In its last 20 meetings, the Wisconsin men’s basketball team has held a commanding 14-6 advantage over Iowa. But three of those six losses have come over the past two seasons as the Badgers have not taken down the Hawkeyes in nearly two years.
So what is it about Iowa (14-8, 3-6 Big Ten), a program that has not landed in the NCAA tournament since 2006, that has given Wisconsin (15-7, 6-3) such unrelenting trouble? It starts with a roster that makes the most of their talent, utilizing a style of play reminiscent of the Badgers themselves.
“A thing they do well is they match our intensity,” freshman forward Sam Dekker said. “A lot of times we’re the team that comes out and we hit them in the mouth right away, and just play harder than them, and they match it. And the past three times they’ve played harder than us and they’ve gotten the best of us.”
Wednesday night’s rematch at the Kohl Center – when Wisconsin will try to bring that three-game losing streak to a close – will be critical as the Badgers try to stay in the Big Ten title race. Halfway through a brutally tough conference season, Iowa serves as the final prep for an immensely talented Michigan team Saturday, one of four teams that sit ahead of UW in the conference standings.
Though the Badgers would need near-perfection over their final nine conference games to capture their first Big Ten regular season crown since 2008, a victory over the pesky Hawkeyes would hand the home team its first pair of consecutive wins in nearly three weeks.
UW assistant coach Gary Close says the Hawkeyes are a deceptively talented team, one lost in the mix of a Big Ten that currently boasts five ranked teams.

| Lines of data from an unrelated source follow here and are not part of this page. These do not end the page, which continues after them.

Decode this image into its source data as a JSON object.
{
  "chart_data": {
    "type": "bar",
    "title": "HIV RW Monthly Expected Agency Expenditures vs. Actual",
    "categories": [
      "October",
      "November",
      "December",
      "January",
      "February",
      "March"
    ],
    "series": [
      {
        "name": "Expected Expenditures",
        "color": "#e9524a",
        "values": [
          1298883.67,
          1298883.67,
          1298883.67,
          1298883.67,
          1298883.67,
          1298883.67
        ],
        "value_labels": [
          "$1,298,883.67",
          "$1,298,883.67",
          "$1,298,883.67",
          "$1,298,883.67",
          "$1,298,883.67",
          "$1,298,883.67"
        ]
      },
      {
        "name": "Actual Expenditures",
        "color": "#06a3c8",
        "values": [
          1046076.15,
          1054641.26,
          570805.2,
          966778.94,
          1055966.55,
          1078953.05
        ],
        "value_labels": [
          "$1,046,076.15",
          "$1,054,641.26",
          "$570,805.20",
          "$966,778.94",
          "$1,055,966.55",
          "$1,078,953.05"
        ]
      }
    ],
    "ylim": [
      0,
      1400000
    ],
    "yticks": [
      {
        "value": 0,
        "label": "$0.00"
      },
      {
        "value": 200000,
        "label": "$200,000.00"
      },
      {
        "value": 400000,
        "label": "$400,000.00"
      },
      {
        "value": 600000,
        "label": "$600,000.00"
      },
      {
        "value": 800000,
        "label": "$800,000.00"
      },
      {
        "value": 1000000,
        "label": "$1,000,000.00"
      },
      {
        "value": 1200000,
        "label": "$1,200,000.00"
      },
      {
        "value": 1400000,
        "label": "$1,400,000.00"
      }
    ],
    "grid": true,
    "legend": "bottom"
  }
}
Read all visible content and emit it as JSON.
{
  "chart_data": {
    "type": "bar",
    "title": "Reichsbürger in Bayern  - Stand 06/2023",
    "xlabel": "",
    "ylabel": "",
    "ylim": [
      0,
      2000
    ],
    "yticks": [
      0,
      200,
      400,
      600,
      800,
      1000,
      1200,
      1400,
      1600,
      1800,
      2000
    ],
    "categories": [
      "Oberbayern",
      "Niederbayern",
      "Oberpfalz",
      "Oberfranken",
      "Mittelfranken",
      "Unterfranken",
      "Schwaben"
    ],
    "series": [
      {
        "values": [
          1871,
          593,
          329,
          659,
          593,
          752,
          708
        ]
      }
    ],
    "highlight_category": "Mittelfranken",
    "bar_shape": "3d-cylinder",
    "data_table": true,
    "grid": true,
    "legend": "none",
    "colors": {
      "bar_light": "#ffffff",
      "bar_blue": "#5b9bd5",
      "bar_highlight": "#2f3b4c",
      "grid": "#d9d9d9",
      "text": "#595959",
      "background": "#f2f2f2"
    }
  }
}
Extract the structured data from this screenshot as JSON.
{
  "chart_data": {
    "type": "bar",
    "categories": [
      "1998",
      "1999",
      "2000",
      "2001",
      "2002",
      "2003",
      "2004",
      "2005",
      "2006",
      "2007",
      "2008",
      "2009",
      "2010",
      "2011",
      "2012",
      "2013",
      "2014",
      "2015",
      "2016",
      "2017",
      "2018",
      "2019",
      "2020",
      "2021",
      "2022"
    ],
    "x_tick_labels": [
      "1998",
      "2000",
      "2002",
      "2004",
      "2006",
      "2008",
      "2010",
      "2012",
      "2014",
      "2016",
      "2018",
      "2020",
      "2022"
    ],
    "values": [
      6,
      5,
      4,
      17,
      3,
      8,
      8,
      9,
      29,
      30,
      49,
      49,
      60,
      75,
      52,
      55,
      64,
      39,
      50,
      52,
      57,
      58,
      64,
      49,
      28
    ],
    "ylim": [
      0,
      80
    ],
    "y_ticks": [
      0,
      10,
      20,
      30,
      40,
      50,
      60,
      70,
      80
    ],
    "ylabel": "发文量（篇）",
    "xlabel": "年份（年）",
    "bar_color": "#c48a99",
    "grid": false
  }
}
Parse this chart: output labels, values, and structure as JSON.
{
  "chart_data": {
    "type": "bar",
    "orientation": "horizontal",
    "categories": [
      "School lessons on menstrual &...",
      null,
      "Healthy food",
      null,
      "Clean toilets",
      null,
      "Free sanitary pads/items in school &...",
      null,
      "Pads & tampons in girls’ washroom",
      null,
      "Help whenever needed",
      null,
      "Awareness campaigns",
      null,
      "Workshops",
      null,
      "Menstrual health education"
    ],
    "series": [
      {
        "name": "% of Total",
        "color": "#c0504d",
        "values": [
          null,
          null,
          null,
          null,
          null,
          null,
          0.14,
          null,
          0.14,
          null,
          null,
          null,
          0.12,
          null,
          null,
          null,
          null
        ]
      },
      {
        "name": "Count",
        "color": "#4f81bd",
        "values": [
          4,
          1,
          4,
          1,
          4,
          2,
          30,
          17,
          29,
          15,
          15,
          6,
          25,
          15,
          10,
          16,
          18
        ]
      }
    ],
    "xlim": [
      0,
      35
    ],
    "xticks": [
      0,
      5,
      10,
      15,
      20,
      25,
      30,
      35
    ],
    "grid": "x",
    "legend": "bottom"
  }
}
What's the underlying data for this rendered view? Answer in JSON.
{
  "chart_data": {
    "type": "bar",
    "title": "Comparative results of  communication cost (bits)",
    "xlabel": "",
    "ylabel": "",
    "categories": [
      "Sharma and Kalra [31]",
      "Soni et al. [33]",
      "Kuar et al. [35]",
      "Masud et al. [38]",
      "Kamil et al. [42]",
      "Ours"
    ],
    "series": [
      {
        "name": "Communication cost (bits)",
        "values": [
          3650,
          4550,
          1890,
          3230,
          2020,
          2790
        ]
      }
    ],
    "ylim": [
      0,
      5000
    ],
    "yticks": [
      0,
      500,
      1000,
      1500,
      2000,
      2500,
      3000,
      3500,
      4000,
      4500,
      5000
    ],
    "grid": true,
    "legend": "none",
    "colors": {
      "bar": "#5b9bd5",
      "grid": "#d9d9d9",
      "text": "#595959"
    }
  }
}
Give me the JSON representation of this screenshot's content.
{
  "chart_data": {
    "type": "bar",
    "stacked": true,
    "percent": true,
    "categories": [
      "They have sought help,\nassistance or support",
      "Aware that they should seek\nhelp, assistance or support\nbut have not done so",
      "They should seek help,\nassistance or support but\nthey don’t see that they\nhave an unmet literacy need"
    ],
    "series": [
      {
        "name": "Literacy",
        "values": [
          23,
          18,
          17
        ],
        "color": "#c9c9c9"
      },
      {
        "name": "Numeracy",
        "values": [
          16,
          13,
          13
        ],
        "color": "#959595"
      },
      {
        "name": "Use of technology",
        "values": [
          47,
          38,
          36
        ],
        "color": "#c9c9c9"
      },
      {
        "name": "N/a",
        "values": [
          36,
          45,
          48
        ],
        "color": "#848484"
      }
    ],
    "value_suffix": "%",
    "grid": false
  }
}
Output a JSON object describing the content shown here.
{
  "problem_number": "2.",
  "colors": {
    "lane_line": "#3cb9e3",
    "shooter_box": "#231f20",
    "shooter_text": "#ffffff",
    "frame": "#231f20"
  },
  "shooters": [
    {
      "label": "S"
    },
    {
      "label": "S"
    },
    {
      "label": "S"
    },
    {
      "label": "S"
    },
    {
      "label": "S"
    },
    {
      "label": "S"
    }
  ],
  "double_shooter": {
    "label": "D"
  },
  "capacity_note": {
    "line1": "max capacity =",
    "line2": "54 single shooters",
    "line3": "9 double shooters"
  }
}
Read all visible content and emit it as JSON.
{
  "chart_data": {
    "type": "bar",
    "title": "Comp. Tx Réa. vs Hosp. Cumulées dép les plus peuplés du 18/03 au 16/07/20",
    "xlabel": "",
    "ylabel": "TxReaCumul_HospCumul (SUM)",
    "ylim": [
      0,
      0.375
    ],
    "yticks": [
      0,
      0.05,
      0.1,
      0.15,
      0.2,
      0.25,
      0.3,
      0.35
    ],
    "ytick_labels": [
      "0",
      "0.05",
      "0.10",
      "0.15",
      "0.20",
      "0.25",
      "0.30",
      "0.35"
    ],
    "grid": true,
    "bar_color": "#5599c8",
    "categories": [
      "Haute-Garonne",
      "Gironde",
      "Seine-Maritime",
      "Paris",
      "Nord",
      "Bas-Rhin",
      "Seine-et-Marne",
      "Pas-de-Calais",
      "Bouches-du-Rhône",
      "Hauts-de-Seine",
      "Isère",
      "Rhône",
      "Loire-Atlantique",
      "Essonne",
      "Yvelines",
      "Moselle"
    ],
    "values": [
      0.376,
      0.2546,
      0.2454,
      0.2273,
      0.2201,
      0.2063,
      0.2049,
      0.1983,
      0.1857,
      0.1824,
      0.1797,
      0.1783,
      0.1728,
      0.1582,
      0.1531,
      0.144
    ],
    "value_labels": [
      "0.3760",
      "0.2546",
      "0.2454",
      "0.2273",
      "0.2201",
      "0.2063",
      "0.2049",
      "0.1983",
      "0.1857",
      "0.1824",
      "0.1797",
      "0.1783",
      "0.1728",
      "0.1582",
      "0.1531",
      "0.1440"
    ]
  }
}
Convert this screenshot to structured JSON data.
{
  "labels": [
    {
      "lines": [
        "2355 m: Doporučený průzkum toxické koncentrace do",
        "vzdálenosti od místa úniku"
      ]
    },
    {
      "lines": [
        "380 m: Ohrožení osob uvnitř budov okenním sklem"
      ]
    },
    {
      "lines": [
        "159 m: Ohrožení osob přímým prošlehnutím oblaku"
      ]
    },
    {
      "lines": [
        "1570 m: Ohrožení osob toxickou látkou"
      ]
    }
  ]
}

Their top talent arrives in sophomore forward Aaron White, a name that may be familiar to Badger fans after he posted 17 points and made it to the free throw line 15 times in a 70-66 Iowa win at Carver-Hawkeye Arena Jan. 19. His name may not yet have secured a spot in the vocabulary of Big Ten basketball fans, but his 13.9 points and six rebounds per game – both team highs – will soon earn him such a place.
“Aaron White’s one of the top players in the league,” said Close, who spent 13 years as an assistant coach in Iowa City from 1986-99. “Everybody in this league would love to have him. If he were playing for Michigan or Michigan State or Indiana, the whole country would know about him … he’s a big-time player.”
As difficult a task as it will be to control the 6-foot-8 White, defense has generally not been the issue for this Badgers team.
Instead, it has been ice-cold shooting that has cost Wisconsin in tight losses. Never were those shooting woes more apparent than when the Badgers found themselves in a 16-point hole at halftime after shooting 23.1 percent in the first half in the first meeting with the Hawkeyes this year.
That began a stretch of several poor shooting performances before UW appeared to regain its rhythm in a six-point road victory over Illinois Sunday, when it finished the game shooting 42.9 percent.
“I think that kind of got us out of [the shooting slump], getting over the hump there on the offensive end and getting to the line,” Dekker said of the win over Illinois. “Those are just things we need to do to get confident, get us going and carry that into the next few games.”
Anchoring that improved offensive effort at Illinois was sophomore forward Frank Kaminsky, who netted a career-high 19 points in his second game back after missing three games with an eye injury, including the loss to Iowa earlier this season. He watched much of that game with his mom and sister – who were in town for his sister’s birthday – from the lobby of a Madison hotel where he admits he drew some startling looks as he yelled at the TV.
“It was frustrating to watch, and there’s things we could have done in that game to win the game I think,” Kaminsky said. “They were right there at the end to win the game, just a couple dumb mistakes away from victory.”
The Badgers will need all the offensive help they can get from an Iowa squad that, according to Close, is one of the deepest in the Big Ten and carries nine players who average at least 15 minutes per game on the floor.
The duo of freshman Mike Gesell and junior Roy Debyn Marble lead a backcourt with 8.9 and 13.4 points per game, respectively. Athletic big man Melsahn Basabe takes pressure off of White in the paint when he comes off the bench with 7.4 points and 4.5 boards per game.
Coaches and players understand Wednesday night is a pit stop for the Badgers at the midway point of a taxing Big Ten season, a chance to refuel and gather the momentum for a late-season run.
“We’ve just got to refocus, bring that energy again,” Dekker said. “I think a couple of those losses were eye-openers for us because we dug ourselves in another hole, and we’ve got to get out of that. We don’t want to drop any further in the standings than we already are.”